The First United Methodist Church held its sixth annual coat drive on Friday to help everyone find a coat this winter. There were children’s jackets, baby coats, and adult coats as well. The coat drive was a work of multiple Christian denominations in the Gila Valley, who worked hard to collect coat contributions for those who needed them.
Reverend Sherry Brady, who helped organize the event, said that the First United Methodist Church had worked together with multiple other churches to create the drive.
“We have probably had this coat drive, which we have every October, for five six years in a row now,” Brady said. “I try to get the word out. I have ladies come in here and get coats for five kids,(and) I have single men come.”

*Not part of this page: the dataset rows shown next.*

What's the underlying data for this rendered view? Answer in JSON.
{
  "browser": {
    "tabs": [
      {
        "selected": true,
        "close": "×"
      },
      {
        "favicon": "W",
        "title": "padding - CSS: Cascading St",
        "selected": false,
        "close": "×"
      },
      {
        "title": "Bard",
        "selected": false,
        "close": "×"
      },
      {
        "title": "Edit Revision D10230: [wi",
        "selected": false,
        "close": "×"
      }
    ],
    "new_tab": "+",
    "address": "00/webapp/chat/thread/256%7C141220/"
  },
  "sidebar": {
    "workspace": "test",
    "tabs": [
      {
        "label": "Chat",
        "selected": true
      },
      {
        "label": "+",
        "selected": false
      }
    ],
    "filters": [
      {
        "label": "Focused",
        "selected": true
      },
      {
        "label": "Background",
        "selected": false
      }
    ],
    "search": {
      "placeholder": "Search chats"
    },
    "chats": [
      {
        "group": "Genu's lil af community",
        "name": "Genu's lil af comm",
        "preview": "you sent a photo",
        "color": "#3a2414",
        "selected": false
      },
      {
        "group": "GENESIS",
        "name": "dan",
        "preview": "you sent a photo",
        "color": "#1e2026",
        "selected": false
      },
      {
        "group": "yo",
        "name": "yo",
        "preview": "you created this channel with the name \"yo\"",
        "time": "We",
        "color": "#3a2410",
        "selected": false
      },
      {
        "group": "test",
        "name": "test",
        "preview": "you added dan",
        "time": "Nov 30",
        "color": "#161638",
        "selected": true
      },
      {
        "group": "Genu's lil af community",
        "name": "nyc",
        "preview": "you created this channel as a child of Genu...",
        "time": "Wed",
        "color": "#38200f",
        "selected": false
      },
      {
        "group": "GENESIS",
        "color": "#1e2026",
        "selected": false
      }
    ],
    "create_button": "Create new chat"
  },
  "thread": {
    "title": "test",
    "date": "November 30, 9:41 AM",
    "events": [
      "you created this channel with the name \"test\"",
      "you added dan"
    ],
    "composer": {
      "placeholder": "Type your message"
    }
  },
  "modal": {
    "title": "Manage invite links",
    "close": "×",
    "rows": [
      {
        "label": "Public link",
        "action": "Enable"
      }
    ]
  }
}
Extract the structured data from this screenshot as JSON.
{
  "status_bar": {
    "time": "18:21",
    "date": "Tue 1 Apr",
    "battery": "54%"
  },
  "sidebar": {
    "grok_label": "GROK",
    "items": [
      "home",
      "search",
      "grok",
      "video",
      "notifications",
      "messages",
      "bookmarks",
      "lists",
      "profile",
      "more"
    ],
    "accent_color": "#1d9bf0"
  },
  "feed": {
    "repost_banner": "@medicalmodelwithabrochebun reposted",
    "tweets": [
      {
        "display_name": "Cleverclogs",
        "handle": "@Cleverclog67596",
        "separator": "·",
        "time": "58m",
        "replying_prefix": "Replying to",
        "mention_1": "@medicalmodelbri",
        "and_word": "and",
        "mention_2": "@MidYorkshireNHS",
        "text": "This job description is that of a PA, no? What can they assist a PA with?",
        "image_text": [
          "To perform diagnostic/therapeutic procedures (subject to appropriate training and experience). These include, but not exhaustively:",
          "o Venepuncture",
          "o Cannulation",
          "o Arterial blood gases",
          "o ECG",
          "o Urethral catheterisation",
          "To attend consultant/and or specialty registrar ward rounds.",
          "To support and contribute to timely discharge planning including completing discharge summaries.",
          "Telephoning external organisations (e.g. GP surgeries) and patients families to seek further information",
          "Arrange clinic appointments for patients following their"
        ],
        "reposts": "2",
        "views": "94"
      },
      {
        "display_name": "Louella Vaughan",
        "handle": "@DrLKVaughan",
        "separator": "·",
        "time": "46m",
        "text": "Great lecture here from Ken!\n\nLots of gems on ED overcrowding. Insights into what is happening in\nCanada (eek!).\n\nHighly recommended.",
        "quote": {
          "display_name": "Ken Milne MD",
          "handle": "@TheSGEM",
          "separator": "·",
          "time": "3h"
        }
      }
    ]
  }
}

There were at least six tables filled with neatly folded jackets and sweatshirts at the drive. The coats were separated neatly into piles for men, women, children and infants. Brady told Gila Valley Central that the coats were all donated by individuals within the community. However, Brady also said that there is an underlying sentiment that went along with the coat drive.
“I want people to know that, number one, we’re the hands and feet of Jesus Christ,” Brady said. “There’s a verse in James that says, don’t say be fed and be warm, and you don’t give them a coat or something to eat. What have you done? You’ve done nothing. This is part of walking your talk. I want people to know that they can depend on Christians, especially from this church, that we’ll have something for them. But this is totally an interdenominational item.”
Brady also said that there are many people in the community wanting to share with others, but do not know the proper channels. However, some individuals didn’t have used coats to donate, so they bought new coats to contribute.
“I think people generally want to share and don’t know where to do it,” Brady said. “And this is an opportunity to get involved even though they don’t get a coat. We had a couple people that got brand new coats. We were getting them in the bag and putting them out and they had price tags on them.”